Electric Power – Part 4 – AC Power Equation

Active Power – What is in a name?

We have used a term–‘Active power’–for ‘P’ in Equation 1.  It is really a reflex action since we named ‘Q’ as ‘Reactive power’!  Somehow, the power system engineers like the term ‘Active Power’ in preference to other terms!

In fact, it is not uncommon to refer to ‘P’ as the ‘Real power’ since it is the ‘real part’ of the complex power ‘S’.  By this token, we should be referring to the ‘Reactive power’ as the ‘Imaginary power’!  Thank goodness that such a term did not become popular!

We have the choice of  ‘Active power’,  ‘Real power’,  ‘Average power’ and ‘Useful power’.  Which term is the best?  You be the judge!  The jury is still out!  This shows how important it is to have a standardised terminology that is logical and meaningful.

Can we use S = V* I instead of S = V I*?

In theory, we can use the equation S = V* I to calculate the power in AC.  The conjugation of either the voltage or the current vector gives the correct power factor angle.  In fact, the active power (‘P’) value is not affected at all, since cos(φ) = cos(-φ).  However, the reactive power (‘Q’) value will have the opposite sign compared with Equation 1.

Some older power systems textbooks do use the power flow equation S = V*I.  Fortunately, all new textbooks use the equation S = V I* – for a good reason. 

The definition of the ‘direction of reactive power flow’ depends on the equation used.  The use of S = V I* results in positive values for ‘inductive’ reactive power flowing out of the generator and the ‘inductive’ reactive power flowing into the load.  This is convenient and useful in practice, since power systems loads are mostly inductive loads – namely induction motors.  Hence, the generators supply the required inductive reactive power!

It is necessary to formally define the power flow direction, depending on the equation used for power flow calculation.  We will use Equation 1 for our definitions.

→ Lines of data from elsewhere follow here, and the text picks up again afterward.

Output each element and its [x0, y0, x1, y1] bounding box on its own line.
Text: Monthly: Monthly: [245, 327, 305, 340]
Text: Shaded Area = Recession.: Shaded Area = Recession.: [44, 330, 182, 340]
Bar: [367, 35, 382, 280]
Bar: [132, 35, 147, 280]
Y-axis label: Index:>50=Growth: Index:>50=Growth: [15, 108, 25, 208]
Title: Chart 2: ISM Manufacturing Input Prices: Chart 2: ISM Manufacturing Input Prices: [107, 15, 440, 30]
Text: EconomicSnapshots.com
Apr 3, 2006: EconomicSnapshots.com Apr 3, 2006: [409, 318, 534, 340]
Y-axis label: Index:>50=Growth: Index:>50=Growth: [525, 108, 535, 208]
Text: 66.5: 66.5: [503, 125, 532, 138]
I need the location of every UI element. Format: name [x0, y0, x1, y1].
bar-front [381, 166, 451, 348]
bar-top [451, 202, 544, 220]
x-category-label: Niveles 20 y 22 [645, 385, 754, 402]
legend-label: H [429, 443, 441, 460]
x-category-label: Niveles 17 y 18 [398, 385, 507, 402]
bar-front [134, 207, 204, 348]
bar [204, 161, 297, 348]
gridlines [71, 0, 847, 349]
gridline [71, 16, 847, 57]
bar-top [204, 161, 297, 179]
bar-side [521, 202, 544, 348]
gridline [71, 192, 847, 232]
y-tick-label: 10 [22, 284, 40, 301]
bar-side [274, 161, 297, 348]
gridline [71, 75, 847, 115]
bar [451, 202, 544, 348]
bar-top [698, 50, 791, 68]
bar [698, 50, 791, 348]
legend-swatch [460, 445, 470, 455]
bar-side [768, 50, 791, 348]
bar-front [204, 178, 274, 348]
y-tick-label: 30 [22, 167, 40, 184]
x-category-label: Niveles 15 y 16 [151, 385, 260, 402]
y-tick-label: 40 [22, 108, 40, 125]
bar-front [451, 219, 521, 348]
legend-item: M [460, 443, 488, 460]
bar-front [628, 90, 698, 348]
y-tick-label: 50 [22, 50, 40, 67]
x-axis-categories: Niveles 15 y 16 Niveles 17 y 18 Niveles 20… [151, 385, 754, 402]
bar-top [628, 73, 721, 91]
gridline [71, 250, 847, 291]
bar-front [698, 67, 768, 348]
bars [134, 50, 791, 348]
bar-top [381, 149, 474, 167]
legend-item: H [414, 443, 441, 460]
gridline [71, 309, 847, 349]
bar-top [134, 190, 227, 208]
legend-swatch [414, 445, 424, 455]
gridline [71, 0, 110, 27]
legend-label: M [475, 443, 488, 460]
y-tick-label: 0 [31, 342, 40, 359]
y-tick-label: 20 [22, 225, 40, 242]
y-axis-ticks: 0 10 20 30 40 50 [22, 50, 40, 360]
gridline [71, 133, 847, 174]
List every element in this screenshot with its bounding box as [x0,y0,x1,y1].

Definition of Active Power flow Direction

The direction of active power (P) is defined as below:

A positive value of ‘P’ obtained from Equation 1, indicates that the active power is flowing in the direction of the assumed current direction.  Conversely, a negative value of ‘P’ obtained from Equation 1, indicates that the active power is flowing in the direction opposite to the assumed current direction.

What is the current direction in AC circuits?

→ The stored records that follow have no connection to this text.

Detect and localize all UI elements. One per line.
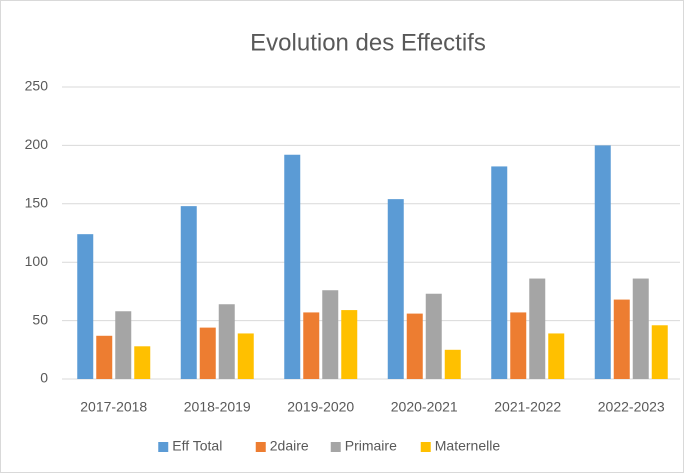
y-tick-label: 100 (25, 253, 49, 269)
bar (425, 293, 442, 379)
bar (548, 333, 565, 379)
y-tick-label: 50 (32, 311, 48, 327)
legend-swatch (330, 442, 341, 452)
legend-swatch (255, 442, 266, 452)
bar (115, 311, 132, 379)
bar (284, 154, 301, 379)
legend-label: Eff Total (172, 438, 222, 454)
bar (237, 333, 254, 379)
legend-swatch (158, 442, 169, 452)
y-tick-label: 150 (25, 195, 49, 211)
bar (529, 278, 546, 379)
bar (180, 206, 197, 379)
bar (77, 234, 94, 379)
bar (134, 346, 151, 379)
bar (322, 290, 339, 379)
y-tick-label: 200 (25, 136, 49, 152)
chart-title: Evolution des Effectifs (250, 29, 486, 56)
bar (96, 335, 113, 379)
legend-label: 2daire (270, 438, 309, 454)
bar (491, 166, 508, 379)
bar (594, 145, 611, 379)
x-tick-label: 2018-2019 (184, 399, 251, 415)
x-tick-label: 2022-2023 (598, 399, 665, 415)
bar (651, 325, 668, 379)
bar (303, 312, 320, 379)
x-tick-label: 2019-2020 (287, 399, 354, 415)
bar (613, 299, 630, 379)
legend-label: Maternelle (435, 438, 501, 454)
legend-swatch (420, 442, 431, 452)
bar (387, 199, 404, 379)
y-tick-label: 250 (25, 78, 49, 94)
x-tick-label: 2017-2018 (80, 399, 147, 415)
bar (510, 312, 527, 379)
bar (199, 327, 216, 379)
x-tick-label: 2020-2021 (391, 399, 458, 415)
y-tick-label: 0 (40, 370, 48, 386)
x-tick-label: 2021-2022 (494, 399, 561, 415)
bar (632, 278, 649, 379)
bar (218, 304, 235, 379)
bar (406, 313, 423, 379)
bar (341, 310, 358, 379)
bar (444, 349, 461, 379)
legend-label: Primaire (345, 438, 397, 454)
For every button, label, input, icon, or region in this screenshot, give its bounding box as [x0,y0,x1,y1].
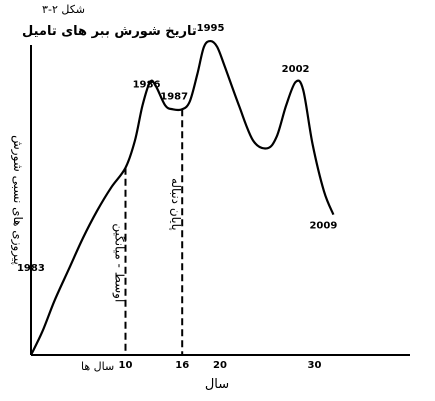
x-axis-label: سال [205,377,229,392]
x-tick-label: 30 [308,360,322,371]
y-axis-label: پیروزی های نسبی شورش [10,135,25,265]
x-tick-label: 20 [213,360,227,371]
point-label: 1987 [160,91,188,102]
point-label: 2002 [282,64,310,75]
x-tick-label: 10 [119,360,133,371]
point-label: 1995 [197,23,225,34]
x-origin-label: سال ها [81,360,114,373]
figure-label: شکل ۲-۳ [42,3,85,16]
x-tick-label: 16 [175,360,189,371]
marker-label: پایان دنباله [169,178,183,231]
point-label: 1983 [17,263,45,274]
point-label: 2009 [309,221,337,232]
series-line [30,39,335,356]
chart-title: تاریخ شورش ببر های تامیل [22,24,197,39]
point-label: 1986 [133,79,161,90]
marker-label: اوسط - میانگین [112,223,127,302]
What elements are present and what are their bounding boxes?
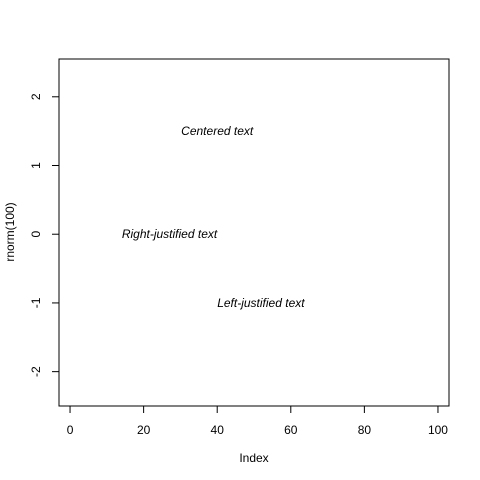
y-tick-label: 1 <box>29 162 43 169</box>
y-tick-label: 0 <box>29 231 43 238</box>
annotation-right-text: Right-justified text <box>122 227 218 241</box>
y-axis: -2 -1 0 1 2 <box>29 93 60 377</box>
x-tick-label: 20 <box>137 423 151 437</box>
x-axis-label: Index <box>239 451 268 465</box>
y-tick-label: 2 <box>29 93 43 100</box>
x-tick-label: 80 <box>358 423 372 437</box>
x-tick-label: 60 <box>284 423 298 437</box>
y-axis-label: rnorm(100) <box>3 202 17 261</box>
annotations: Centered text Right-justified text Left-ju… <box>122 124 305 310</box>
annotation-center-text: Centered text <box>181 124 254 138</box>
x-tick-label: 100 <box>428 423 448 437</box>
x-axis: 0 20 40 60 80 100 <box>67 405 448 437</box>
x-tick-label: 0 <box>67 423 74 437</box>
y-tick-label: -1 <box>29 297 43 308</box>
x-tick-label: 40 <box>211 423 225 437</box>
plot-box <box>58 58 450 407</box>
annotation-left-text: Left-justified text <box>217 296 305 310</box>
y-tick-label: -2 <box>29 366 43 377</box>
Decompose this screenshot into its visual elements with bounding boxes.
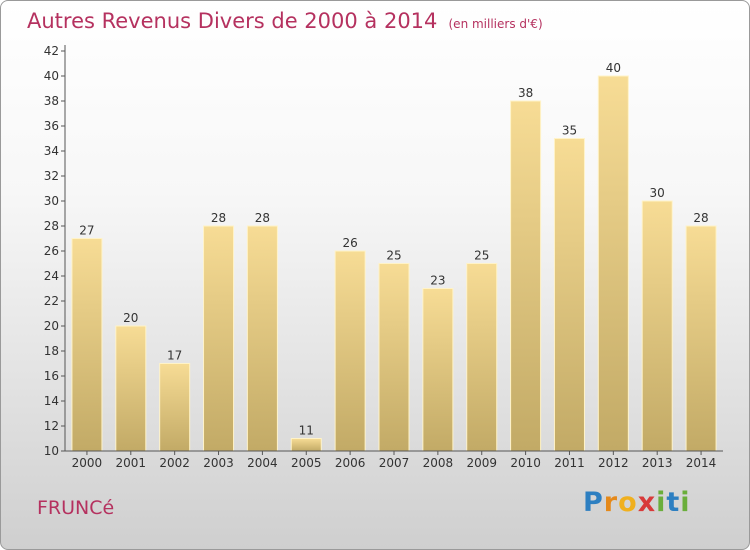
x-tick-label-2012: 2012 bbox=[598, 456, 629, 470]
value-label-2006: 26 bbox=[342, 236, 357, 250]
y-tick-label-34: 34 bbox=[44, 144, 59, 158]
y-tick-label-12: 12 bbox=[44, 419, 59, 433]
logo-letter: i bbox=[656, 487, 667, 518]
value-label-2007: 25 bbox=[386, 249, 401, 263]
y-tick-label-30: 30 bbox=[44, 194, 59, 208]
bar-2006 bbox=[334, 250, 366, 452]
value-label-2003: 28 bbox=[211, 211, 226, 225]
y-tick-label-22: 22 bbox=[44, 294, 59, 308]
bar-2004 bbox=[246, 225, 278, 452]
x-tick-label-2003: 2003 bbox=[203, 456, 234, 470]
logo-letter: i bbox=[680, 487, 691, 518]
x-tick-label-2005: 2005 bbox=[291, 456, 322, 470]
x-tick-label-2014: 2014 bbox=[686, 456, 717, 470]
bar-2000 bbox=[71, 238, 103, 452]
bar-2003 bbox=[203, 225, 235, 452]
x-tick-label-2000: 2000 bbox=[72, 456, 103, 470]
commune-name: FRUNCé bbox=[37, 497, 115, 519]
logo-letter: P bbox=[583, 487, 604, 518]
value-label-2008: 23 bbox=[430, 274, 445, 288]
x-tick-label-2013: 2013 bbox=[642, 456, 673, 470]
value-label-2004: 28 bbox=[255, 211, 270, 225]
bar-2007 bbox=[378, 263, 410, 452]
bar-2011 bbox=[553, 138, 585, 452]
bar-2002 bbox=[159, 363, 191, 452]
value-label-2012: 40 bbox=[606, 61, 621, 75]
x-tick-label-2008: 2008 bbox=[423, 456, 454, 470]
value-label-2013: 30 bbox=[650, 186, 665, 200]
title-text: Autres Revenus Divers de 2000 à 2014 bbox=[27, 9, 438, 33]
unit-text: (en milliers d'€) bbox=[448, 17, 543, 31]
value-label-2005: 11 bbox=[299, 424, 314, 438]
y-tick-label-32: 32 bbox=[44, 169, 59, 183]
x-tick-label-2010: 2010 bbox=[510, 456, 541, 470]
y-tick-label-18: 18 bbox=[44, 344, 59, 358]
value-label-2009: 25 bbox=[474, 249, 489, 263]
y-tick-label-38: 38 bbox=[44, 94, 59, 108]
value-label-2000: 27 bbox=[79, 224, 94, 238]
y-tick-label-26: 26 bbox=[44, 244, 59, 258]
y-tick-label-10: 10 bbox=[44, 444, 59, 458]
chart-title: Autres Revenus Divers de 2000 à 2014 (en… bbox=[27, 9, 543, 33]
bar-2010 bbox=[510, 100, 542, 452]
proxiti-logo: Proxiti bbox=[583, 487, 691, 518]
value-label-2011: 35 bbox=[562, 124, 577, 138]
logo-letter: o bbox=[618, 487, 638, 518]
y-tick-label-40: 40 bbox=[44, 69, 59, 83]
x-tick-label-2007: 2007 bbox=[379, 456, 410, 470]
y-tick-label-28: 28 bbox=[44, 219, 59, 233]
x-tick-label-2006: 2006 bbox=[335, 456, 366, 470]
y-tick-label-42: 42 bbox=[44, 44, 59, 58]
value-label-2014: 28 bbox=[693, 211, 708, 225]
x-tick-label-2002: 2002 bbox=[159, 456, 190, 470]
value-label-2002: 17 bbox=[167, 349, 182, 363]
bar-2008 bbox=[422, 288, 454, 452]
bar-2012 bbox=[597, 75, 629, 452]
y-tick-label-16: 16 bbox=[44, 369, 59, 383]
logo-letter: r bbox=[603, 487, 619, 518]
y-tick-label-20: 20 bbox=[44, 319, 59, 333]
bar-2005 bbox=[290, 438, 322, 452]
x-tick-label-2004: 2004 bbox=[247, 456, 278, 470]
value-label-2001: 20 bbox=[123, 311, 138, 325]
logo-letter: t bbox=[666, 487, 681, 518]
x-tick-label-2001: 2001 bbox=[116, 456, 147, 470]
bar-2013 bbox=[641, 200, 673, 452]
y-tick-label-24: 24 bbox=[44, 269, 59, 283]
x-tick-label-2009: 2009 bbox=[466, 456, 497, 470]
bar-2009 bbox=[466, 263, 498, 452]
bar-2014 bbox=[685, 225, 717, 452]
x-tick-label-2011: 2011 bbox=[554, 456, 585, 470]
bar-2001 bbox=[115, 325, 147, 452]
y-tick-label-36: 36 bbox=[44, 119, 59, 133]
y-tick-label-14: 14 bbox=[44, 394, 59, 408]
value-label-2010: 38 bbox=[518, 86, 533, 100]
logo-letter: x bbox=[637, 487, 657, 518]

Good question.  The current flows in both directions in AC systems!  It changes direction every half cycle!  However, it is necessary to assign (assume) a current direction when solving AC circuits.  This helps to establish the circuit equations using Kirchhoff’s laws (KVL and KCL) in a consistent manner.  In fact, you would have assigned the current directions when solving AC circuits, even without asking the above question!

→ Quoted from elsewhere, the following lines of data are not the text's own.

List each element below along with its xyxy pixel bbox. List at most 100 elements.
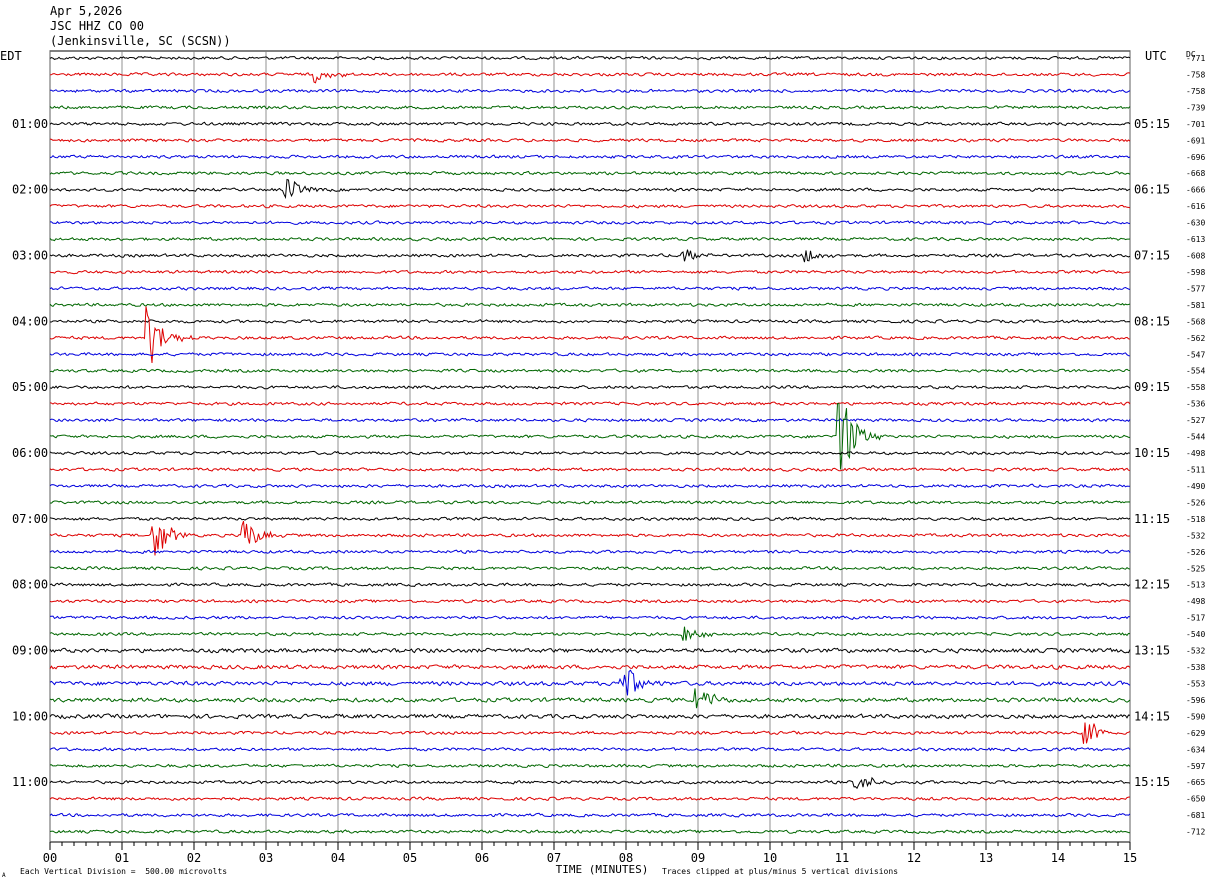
hour-label-edt: 03:00 [12, 249, 48, 263]
seismic-trace [49, 664, 1131, 670]
dc-offset-label: -527 [1186, 416, 1205, 425]
dc-offset-label: -517 [1186, 614, 1205, 623]
x-tick-label: 15 [1123, 851, 1137, 865]
timezone-left: EDT [0, 49, 22, 63]
dc-offset-label: -613 [1186, 235, 1205, 244]
dc-offset-label: -581 [1186, 301, 1205, 310]
seismic-trace [49, 582, 1131, 588]
traces [49, 55, 1131, 834]
seismic-trace [49, 647, 1131, 654]
seismic-trace [49, 203, 1131, 209]
dc-offset-label: -540 [1186, 630, 1205, 639]
seismic-trace [49, 450, 1131, 456]
seismic-trace [50, 220, 1131, 225]
seismic-trace [49, 747, 1131, 752]
dc-offset-label: -629 [1186, 729, 1205, 738]
seismic-trace [49, 105, 1131, 110]
dc-offset-label: -518 [1186, 515, 1205, 524]
dc-offset-label: -681 [1186, 811, 1205, 820]
hour-label-utc: 07:15 [1134, 249, 1170, 263]
seismic-trace [49, 549, 1131, 555]
dc-offset-label: -650 [1186, 795, 1205, 804]
hour-label-utc: 13:15 [1134, 644, 1170, 658]
header-station: JSC HHZ CO 00 [50, 19, 144, 33]
dc-offset-label: -616 [1186, 202, 1205, 211]
plot-frame [49, 50, 1131, 843]
seismic-trace [49, 249, 1131, 263]
hour-label-utc: 12:15 [1134, 578, 1170, 592]
dc-offset-label: -490 [1186, 482, 1205, 491]
seismic-trace [49, 269, 1131, 275]
hour-label-utc: 08:15 [1134, 314, 1170, 328]
dc-offset-label: -538 [1186, 663, 1205, 672]
scale-note: Each Vertical Division = 500.00 microvol… [20, 867, 228, 876]
dc-offset-label: -758 [1186, 87, 1205, 96]
x-tick-label: 05 [403, 851, 417, 865]
dc-offset-label: -634 [1186, 745, 1205, 754]
hour-label-utc: 10:15 [1134, 446, 1170, 460]
seismic-trace [49, 138, 1131, 143]
seismic-trace [49, 467, 1131, 472]
x-tick-label: 09 [691, 851, 705, 865]
seismic-trace [49, 713, 1131, 720]
dc-offset-label: -562 [1186, 334, 1205, 343]
hour-label-utc: 09:15 [1134, 380, 1170, 394]
dc-offset-label: -525 [1186, 564, 1205, 573]
dc-offset-label: -568 [1186, 317, 1205, 326]
seismic-trace [49, 368, 1131, 374]
dc-offset-label: -691 [1186, 136, 1205, 145]
dc-offset-label: -547 [1186, 350, 1205, 359]
seismic-trace [49, 516, 1131, 522]
dc-offset-label: -532 [1186, 647, 1205, 656]
dc-offset-label: -513 [1186, 581, 1205, 590]
hour-label-edt: 06:00 [12, 446, 48, 460]
hour-label-edt: 01:00 [12, 117, 48, 131]
x-tick-label: 00 [43, 851, 57, 865]
hour-label-utc: 05:15 [1134, 117, 1170, 131]
seismic-trace [49, 615, 1131, 620]
seismic-trace [49, 500, 1131, 505]
header-location: (Jenkinsville, SC (SCSN)) [50, 34, 231, 48]
seismic-trace [49, 520, 1131, 556]
dc-offset-label: -596 [1186, 696, 1205, 705]
seismic-trace [49, 72, 1131, 84]
seismic-trace [49, 829, 1131, 834]
dc-offset-label: -701 [1186, 120, 1205, 129]
dc-offset-label: -739 [1186, 103, 1205, 112]
hour-label-edt: 09:00 [12, 644, 48, 658]
hour-label-utc: 06:15 [1134, 183, 1170, 197]
hour-label-edt: 04:00 [12, 314, 48, 328]
dc-offset-label: -544 [1186, 433, 1205, 442]
hour-label-edt: 02:00 [12, 183, 48, 197]
dc-offset-label: -590 [1186, 712, 1205, 721]
seismic-trace [49, 403, 1131, 470]
x-tick-label: 03 [259, 851, 273, 865]
seismic-trace [49, 154, 1131, 159]
hour-label-utc: 14:15 [1134, 709, 1170, 723]
dc-offset-label: -597 [1186, 762, 1205, 771]
seismic-trace [49, 483, 1131, 489]
seismic-trace [49, 417, 1131, 423]
labels: 00 01 02 03 04 05 06 07 08 09 10 11 12 13 14 15 -771 -758… [12, 54, 1205, 865]
x-tick-label: 01 [115, 851, 129, 865]
dc-offset-label: -526 [1186, 498, 1205, 507]
hour-label-utc: 11:15 [1134, 512, 1170, 526]
seismic-trace [49, 688, 1131, 709]
dc-offset-label: -498 [1186, 597, 1205, 606]
seismic-trace [49, 302, 1131, 308]
x-tick-label: 13 [979, 851, 993, 865]
corner-mark: A [2, 872, 6, 879]
dc-offset-label: -712 [1186, 828, 1205, 837]
seismic-trace [49, 669, 1131, 696]
hour-label-edt: 10:00 [12, 709, 48, 723]
seismic-trace [49, 626, 1131, 641]
seismic-trace [49, 385, 1131, 390]
seismic-trace [49, 170, 1131, 176]
x-tick-label: 11 [835, 851, 849, 865]
seismic-trace [50, 319, 1131, 324]
x-tick-label: 10 [763, 851, 777, 865]
seismic-trace [49, 178, 1131, 200]
seismic-trace [49, 796, 1131, 801]
dc-offset-label: -558 [1186, 383, 1205, 392]
hour-label-edt: 08:00 [12, 578, 48, 592]
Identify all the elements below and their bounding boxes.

The choice of current direction can be arbitrary.  However, in practice, it is convenient to choose the current direction based on the expected active power flow direction.  The active power generally flows from utility generator (source) to load – unless there are solar panels on the roof tops!

Definition of Reactive Power flow Direction

Again, one might ask, what is the relevance of ‘reactive power direction’ since the reactive power is an ‘oscillatory’ power? 

Good question again!  Even though the reactive power is oscillatory (like the AC current flow), the inductive and capacitive reactive power flows have a phase difference of 180 degrees.  In other words, the ‘inductive reactive power’ flows in a direction opposite to ‘capacitive reactive power’.  These flows essentially cancel out each other.  Hence, the direction for reactive power flow is important for reactive power flow calculations.

With the above background, let us now formally define the power flow direction for the reactive power (Q).

A positive value of ‘Q’ obtained from Equation 1, indicates that the ‘inductive’ reactive power (I lags V) is flowing in the direction of the assumed current direction.  Conversely, a negative value of ‘Q’ obtained from Equation 1, indicates that the inductive reactive power is flowing in the direction opposite to the assumed current direction.  In other words, the ‘capacitive’ reactive power (I leads V) is flowing in the assumed current direction.

The Equation 1 implicitly specifies the ‘inductive reactive power’ as the reference.  Hence, when using this equation, the term ‘reactive power’ is synonymous with ‘inductive reactive power’.  We generally avoid the use of the term ‘capacitive reactive power’ in power systems.  Consequently, in power system terminology, a capacitor is considered as a ‘generator’ or ‘source’ of (inductive) reactive power!